I have a hard time believing that hundreds of thousands of Americans would die to preserve one side from seceding from another. It's much easier believing that the north would want to fight to the death to free the slaves and the south would fight to the death to keep them. Sure Lincoln made the case to prevent secession, which imo was a slick way of getting as many people as possible on board, but it was ultimately about slavery. Your thoughts?
I have a hard time believing that hundreds of thousands of Americans would die to preserve one side from seceding from another. It's much easier believing that the north would want to fight to the death to free the slaves and the south would fight to the death to keep them. Sure Lincoln made the case to prevent secession, which imo was a slick way of getting as many people as possible on board, but it was ultimately about slavery. Your thoughts?

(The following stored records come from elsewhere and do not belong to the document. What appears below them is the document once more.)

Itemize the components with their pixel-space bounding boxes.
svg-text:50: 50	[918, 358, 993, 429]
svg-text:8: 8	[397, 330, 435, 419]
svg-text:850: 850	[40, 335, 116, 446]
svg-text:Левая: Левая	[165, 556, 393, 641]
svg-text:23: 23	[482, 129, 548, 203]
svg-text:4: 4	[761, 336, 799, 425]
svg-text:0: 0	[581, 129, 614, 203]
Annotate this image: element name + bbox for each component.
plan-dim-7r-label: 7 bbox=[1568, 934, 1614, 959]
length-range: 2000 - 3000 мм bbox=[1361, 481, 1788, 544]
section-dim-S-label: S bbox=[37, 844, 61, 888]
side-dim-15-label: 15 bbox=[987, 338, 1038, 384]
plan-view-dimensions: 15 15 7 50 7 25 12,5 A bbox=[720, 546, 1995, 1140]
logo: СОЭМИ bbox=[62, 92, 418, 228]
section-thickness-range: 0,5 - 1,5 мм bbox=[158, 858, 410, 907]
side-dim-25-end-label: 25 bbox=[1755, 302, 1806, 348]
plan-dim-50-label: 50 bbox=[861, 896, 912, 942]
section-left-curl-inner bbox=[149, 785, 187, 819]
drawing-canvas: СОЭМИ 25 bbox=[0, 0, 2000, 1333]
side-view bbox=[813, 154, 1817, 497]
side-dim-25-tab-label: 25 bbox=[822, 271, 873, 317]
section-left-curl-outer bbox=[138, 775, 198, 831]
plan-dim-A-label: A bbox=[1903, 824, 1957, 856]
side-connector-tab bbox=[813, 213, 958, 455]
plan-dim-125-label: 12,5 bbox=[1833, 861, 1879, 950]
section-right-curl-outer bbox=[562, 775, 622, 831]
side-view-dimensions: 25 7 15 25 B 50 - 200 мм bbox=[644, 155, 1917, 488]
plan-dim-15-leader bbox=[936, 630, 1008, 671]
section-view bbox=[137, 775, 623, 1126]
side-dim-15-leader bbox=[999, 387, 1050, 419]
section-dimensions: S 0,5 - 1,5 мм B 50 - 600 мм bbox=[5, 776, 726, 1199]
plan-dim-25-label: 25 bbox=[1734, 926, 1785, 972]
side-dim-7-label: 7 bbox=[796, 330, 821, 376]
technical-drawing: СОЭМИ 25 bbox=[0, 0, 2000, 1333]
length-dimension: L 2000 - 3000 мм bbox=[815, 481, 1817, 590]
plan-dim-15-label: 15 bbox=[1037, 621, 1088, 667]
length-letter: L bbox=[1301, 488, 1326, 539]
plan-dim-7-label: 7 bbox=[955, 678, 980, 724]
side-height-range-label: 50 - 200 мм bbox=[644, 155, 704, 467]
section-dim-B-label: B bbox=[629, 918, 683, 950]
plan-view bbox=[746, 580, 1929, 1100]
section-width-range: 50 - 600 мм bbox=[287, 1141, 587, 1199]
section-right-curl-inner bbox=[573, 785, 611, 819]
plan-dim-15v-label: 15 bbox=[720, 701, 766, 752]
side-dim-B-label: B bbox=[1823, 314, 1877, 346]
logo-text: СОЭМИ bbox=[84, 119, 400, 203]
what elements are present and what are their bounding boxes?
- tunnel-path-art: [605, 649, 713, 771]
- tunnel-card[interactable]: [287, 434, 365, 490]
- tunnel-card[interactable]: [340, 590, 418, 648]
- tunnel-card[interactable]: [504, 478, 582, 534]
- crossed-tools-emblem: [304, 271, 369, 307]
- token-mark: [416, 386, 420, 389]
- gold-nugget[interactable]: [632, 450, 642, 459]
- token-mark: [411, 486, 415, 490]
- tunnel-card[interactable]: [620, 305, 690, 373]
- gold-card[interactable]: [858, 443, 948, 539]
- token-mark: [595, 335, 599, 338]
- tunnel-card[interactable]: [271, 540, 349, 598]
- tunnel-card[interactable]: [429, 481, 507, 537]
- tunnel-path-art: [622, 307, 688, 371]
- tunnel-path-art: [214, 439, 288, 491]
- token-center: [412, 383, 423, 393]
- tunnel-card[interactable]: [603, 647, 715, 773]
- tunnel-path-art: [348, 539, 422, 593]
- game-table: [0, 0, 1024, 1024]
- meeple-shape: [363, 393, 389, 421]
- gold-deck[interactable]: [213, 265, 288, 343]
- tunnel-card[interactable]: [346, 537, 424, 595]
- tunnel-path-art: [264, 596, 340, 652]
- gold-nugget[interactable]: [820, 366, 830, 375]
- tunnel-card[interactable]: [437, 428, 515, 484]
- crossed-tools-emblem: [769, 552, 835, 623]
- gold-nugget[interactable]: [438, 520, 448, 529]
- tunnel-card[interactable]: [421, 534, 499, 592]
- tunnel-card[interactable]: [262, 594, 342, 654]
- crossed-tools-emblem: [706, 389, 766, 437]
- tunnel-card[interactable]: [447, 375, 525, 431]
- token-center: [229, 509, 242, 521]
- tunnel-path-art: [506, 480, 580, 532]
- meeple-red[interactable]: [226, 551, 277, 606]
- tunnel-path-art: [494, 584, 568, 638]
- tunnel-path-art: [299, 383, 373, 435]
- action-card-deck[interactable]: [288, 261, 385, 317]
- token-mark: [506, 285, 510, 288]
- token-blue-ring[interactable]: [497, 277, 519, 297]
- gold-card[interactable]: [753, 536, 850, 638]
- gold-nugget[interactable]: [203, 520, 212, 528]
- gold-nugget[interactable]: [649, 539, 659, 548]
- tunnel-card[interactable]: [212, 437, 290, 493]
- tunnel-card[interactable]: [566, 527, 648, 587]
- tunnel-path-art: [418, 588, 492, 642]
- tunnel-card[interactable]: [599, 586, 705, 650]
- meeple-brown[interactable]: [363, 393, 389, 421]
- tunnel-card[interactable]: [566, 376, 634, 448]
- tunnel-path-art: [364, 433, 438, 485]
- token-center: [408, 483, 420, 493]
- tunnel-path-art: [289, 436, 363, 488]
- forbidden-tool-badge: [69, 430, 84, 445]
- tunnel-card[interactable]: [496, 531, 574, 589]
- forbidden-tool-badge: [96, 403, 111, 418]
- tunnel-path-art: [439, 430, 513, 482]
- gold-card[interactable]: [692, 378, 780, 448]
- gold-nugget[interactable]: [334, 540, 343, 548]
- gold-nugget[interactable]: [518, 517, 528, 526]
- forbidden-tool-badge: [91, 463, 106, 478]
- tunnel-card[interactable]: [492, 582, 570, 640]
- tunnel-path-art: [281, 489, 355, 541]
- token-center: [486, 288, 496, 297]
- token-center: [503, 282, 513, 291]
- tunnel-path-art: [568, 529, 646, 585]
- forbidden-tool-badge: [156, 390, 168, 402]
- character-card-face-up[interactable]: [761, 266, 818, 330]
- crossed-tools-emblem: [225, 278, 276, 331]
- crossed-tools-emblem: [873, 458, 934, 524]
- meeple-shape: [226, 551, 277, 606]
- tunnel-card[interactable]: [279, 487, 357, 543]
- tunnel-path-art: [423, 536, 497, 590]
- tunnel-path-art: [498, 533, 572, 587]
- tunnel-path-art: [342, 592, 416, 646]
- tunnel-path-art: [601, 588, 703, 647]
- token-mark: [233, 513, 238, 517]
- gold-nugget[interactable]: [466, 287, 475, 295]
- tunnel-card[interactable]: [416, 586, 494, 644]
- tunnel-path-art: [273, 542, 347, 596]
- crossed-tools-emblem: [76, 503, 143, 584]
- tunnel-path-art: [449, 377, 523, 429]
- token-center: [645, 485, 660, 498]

Rural agricultural vs city industrial. Industrial had it's own forms of slavery. Industrial won.
I've already read enough history to see that. State's rights and Slavery both played a part in the Civil War, but I still think that the issue of slavery was definitely a driving factor in causing the Southern States to secede from the Union. Lincoln's election was also a causing factor for the South's decision to secede.read history, and you will find more, or don't read, and be partly right.